Kiera Aitken

Personal information
- Full name: Kiera Aitken
- Nationality: Bermuda
- Born: 31 October 1983 (age 42) Devonshire, Bermuda

Sport
- Sport: Swimming
- Strokes: Backstroke
- College team: Dalhousie University

= Kiera Aitken =

Bermudian swimmer (born 1983)

Kiera Leigh Aitken (born 31 October 1983) is an Olympic and national-record holding swimmer from Bermuda. She is one of Bermuda's most successful swimmers, and has twice been named Bermuda's Female Athlete of the Year (for 2004 and 2009).
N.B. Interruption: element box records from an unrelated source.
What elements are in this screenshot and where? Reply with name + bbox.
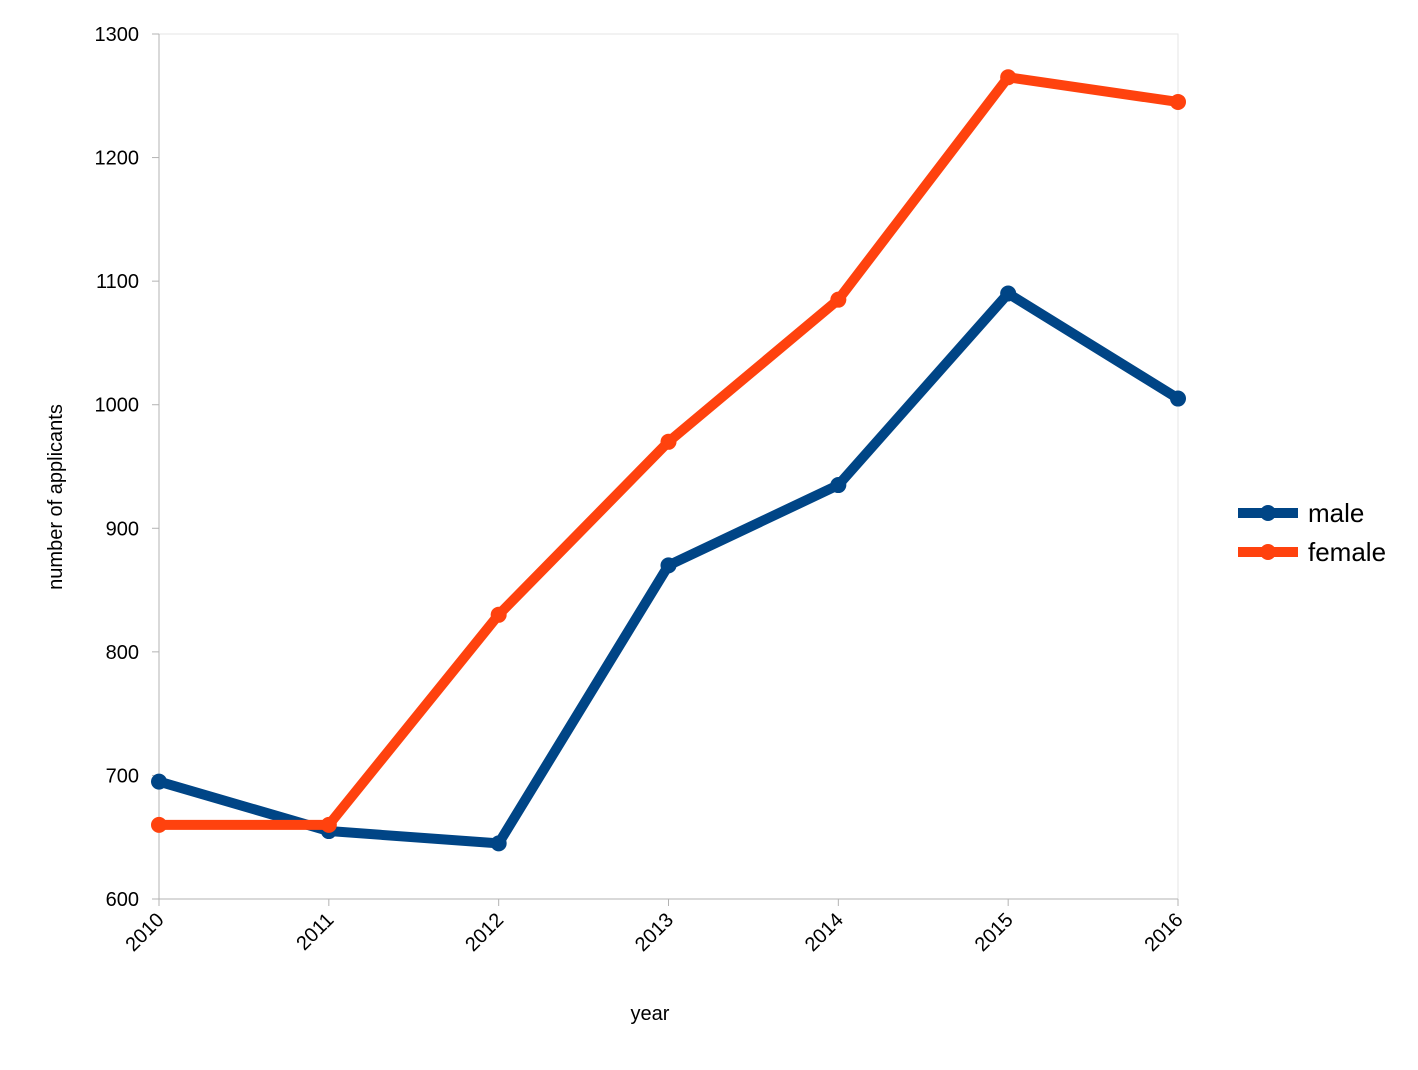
data-point-female: [660, 433, 677, 450]
series-line-female: [154, 72, 1183, 830]
plot-area: [158, 33, 1179, 900]
y-tick-label: 1300: [95, 24, 140, 46]
legend-item-female: female: [1238, 537, 1386, 567]
data-point-female: [320, 816, 337, 833]
y-tick-label: 1200: [95, 148, 140, 170]
data-point-male: [1170, 390, 1186, 407]
y-tick-label: 700: [106, 765, 139, 787]
legend-label: male: [1308, 498, 1364, 528]
data-point-female: [151, 816, 167, 833]
x-tick-label: 2012: [461, 909, 508, 956]
data-point-male: [490, 835, 507, 852]
y-axis-title: number of applicants: [45, 404, 67, 590]
y-tick-label: 1000: [95, 395, 140, 417]
x-tick-label: 2013: [631, 909, 678, 956]
y-tick-label: 1100: [96, 271, 139, 293]
legend-label: female: [1308, 537, 1386, 567]
data-point-female: [1170, 93, 1186, 110]
legend-item-male: male: [1238, 498, 1364, 528]
x-tick-label: 2010: [122, 909, 169, 956]
data-point-male: [1000, 285, 1017, 302]
legend-swatch-marker: [1260, 505, 1276, 521]
x-axis-title: year: [631, 1003, 670, 1025]
x-tick-label: 2014: [801, 909, 848, 956]
series-layer: [151, 69, 1186, 852]
legend: male female: [1238, 498, 1386, 567]
y-tick-label: 800: [106, 642, 139, 664]
y-tick-label: 600: [106, 889, 139, 911]
series-female: [151, 69, 1186, 833]
y-axis: 600 700 800 900 1000 1100 1200 1300: [95, 24, 159, 911]
x-tick-label: 2011: [292, 909, 338, 955]
x-axis: 2010 2011 2012 2013 2014 2015 2016: [122, 899, 1188, 956]
plot-border: [158, 33, 1179, 900]
x-tick-label: 2015: [971, 909, 1018, 956]
data-point-male: [151, 773, 167, 790]
x-tick-label: 2016: [1141, 909, 1188, 956]
data-point-female: [1000, 69, 1017, 86]
data-point-female: [490, 606, 507, 623]
data-point-female: [830, 291, 847, 308]
data-point-male: [830, 477, 847, 494]
legend-swatch-marker: [1260, 544, 1276, 560]
y-tick-label: 900: [106, 518, 139, 540]
data-point-male: [660, 557, 677, 574]
series-male: [151, 285, 1186, 852]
She carried Bermuda's flag at the Opening Ceremonies of the 2010 Commonwealth Games and at the closing ceremony of the 2008 Olympic Games in Beijing, China.
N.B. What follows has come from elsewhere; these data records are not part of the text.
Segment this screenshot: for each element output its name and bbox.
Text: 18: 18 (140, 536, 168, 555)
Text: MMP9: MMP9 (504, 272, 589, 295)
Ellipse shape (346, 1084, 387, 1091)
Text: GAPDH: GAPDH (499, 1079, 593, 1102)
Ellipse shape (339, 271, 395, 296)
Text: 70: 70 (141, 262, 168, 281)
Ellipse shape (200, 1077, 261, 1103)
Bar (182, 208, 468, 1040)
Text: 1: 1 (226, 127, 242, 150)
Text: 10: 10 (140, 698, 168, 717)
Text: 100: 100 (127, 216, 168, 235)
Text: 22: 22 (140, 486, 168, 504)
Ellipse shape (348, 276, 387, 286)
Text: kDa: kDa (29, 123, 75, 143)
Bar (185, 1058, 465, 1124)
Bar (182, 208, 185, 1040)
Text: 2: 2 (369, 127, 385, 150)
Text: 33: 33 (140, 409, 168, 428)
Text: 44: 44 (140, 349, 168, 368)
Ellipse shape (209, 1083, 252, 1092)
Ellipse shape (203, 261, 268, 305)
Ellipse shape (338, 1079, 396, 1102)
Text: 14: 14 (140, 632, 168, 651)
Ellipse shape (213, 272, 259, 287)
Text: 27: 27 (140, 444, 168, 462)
She has swum for Bermuda at:
- Olympics: 2004, 2008
- Commonwealth Games: 2006, 2010
- World Championships: 2007, 2009
- Pan American Games: 2003, 2007

She swam in college at Canada's Dalhousie University.

Aitken, who specialised in the 100-metre backstroke, attempted to qualify for her third Olympic Games in 2012 but was unsuccessful. In 2013, she announced her decision to retire from competitive swimming.